Guerre en Ukraine : La corruption comme un art de vivre

21 avril 2019 – « En écrivant et en incarnant le rôle principal dans la série à succès Serviteur du peuple, dans laquelle un professeur d’histoire, Vasyl Holoborodko, est propulsé président pour nettoyer le pays de la corruption, M. Zelensky a simplement donné à des millions d’Ukrainiens le sentiment que la politique pouvait être autre chose ». Benoît Vitkine rapportait, pour Le Monde (1), la victoire avec 73% des voix de Volodimir Zelensky en Ukraine, en notant : « Il est assez facile de comprendre contre quoi les Ukrainiens ont voté : corruption, guerre, pauvreté, ces maux associés à l’ère Porochenko ».
Ajoutant : « Ce changement plébiscité par les électeurs est aussi un pari. En 2014, les Ukrainiens ont estimé que nul n’était mieux placé pour démanteler le système politico-mafieux ukrainien que l’un de ses enfants, l’oligarque Petro Porochenko ; cinq ans plus tard, alors que leur pays est déchiré, ils misent sur un outsider investi d’une mission de salubrité publique ».
Mais quelques mois plus tard, en octobre 2021, des ombres viennent ternir déjà le promoteur d’un « populisme d’un type nouveau : un populisme « sympa », proeuropéen, qui ne cherche pas le clivage mais le rassemblement d’une Ukraine aux identités morcelées » – promesses de campagne non tenues, comme on le sait.

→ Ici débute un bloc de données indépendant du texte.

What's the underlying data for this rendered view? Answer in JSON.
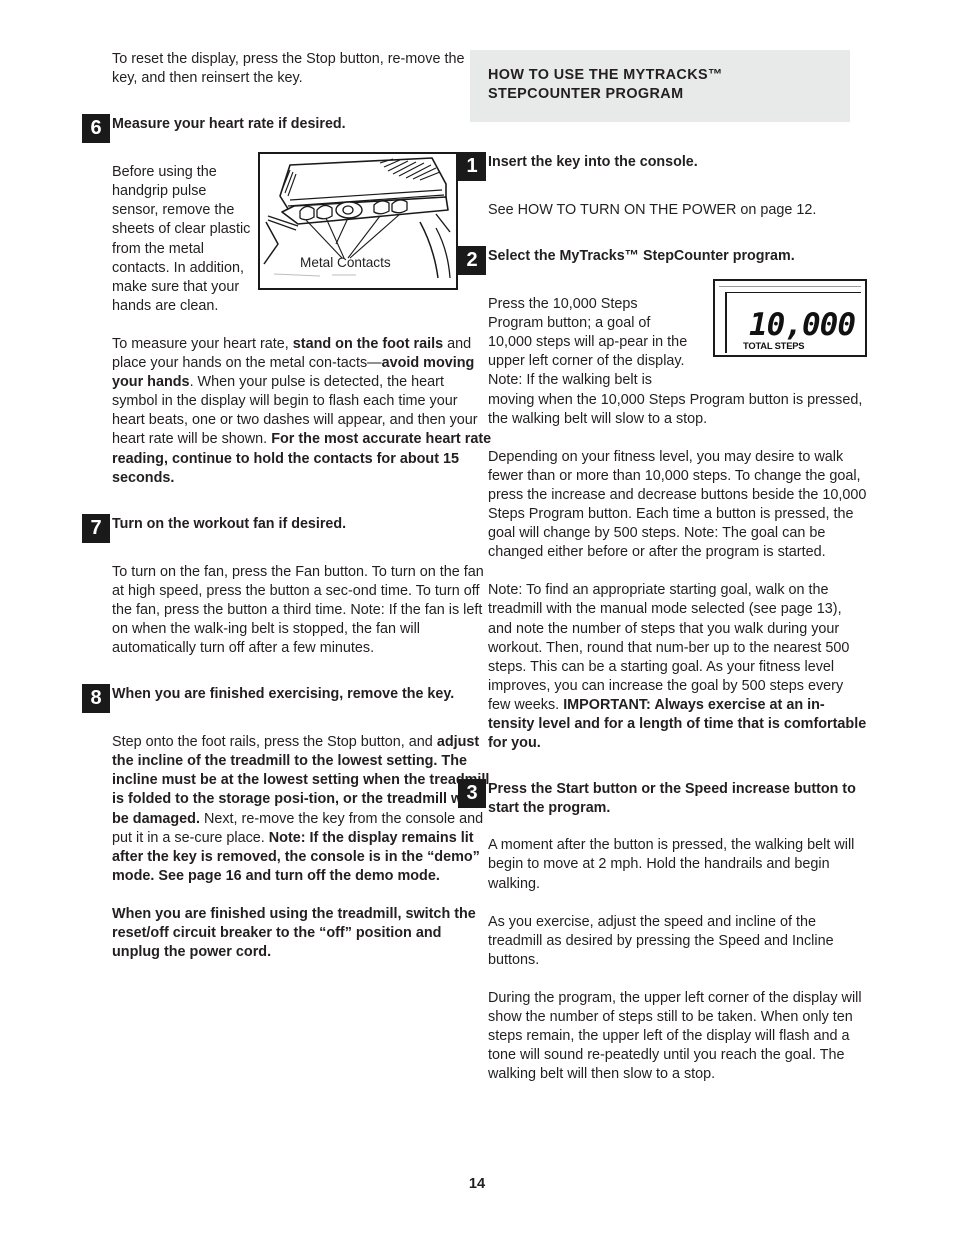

Un regroupement de journalistes d’enquête, l’OCCRP (Organized Crime and Corruption Reporting Project), fondé en 2006, révèle que « M. Zelensky et ses partenaires dans une société de production télévisuelle, Kvartal 95, ont mis en place un réseau de sociétés offshore depuis au moins 2012, année où la société a commencé à produire régulièrement des contenus pour les chaînes de télévision appartenant à Ihor Kolomoisky, un oligarque poursuivi par des allégations de fraude portant sur plusieurs milliards de dollars ». C’est l’affaire des Pandora Papers, qui décrypte l’implication de Volodimir Zelensky, de sa femme et de leurs cercles proches dans l’achat de « coûteuses propriétés », notamment à Londres (2).
Vient l’affrontement armé avec la Russie, en février 2022.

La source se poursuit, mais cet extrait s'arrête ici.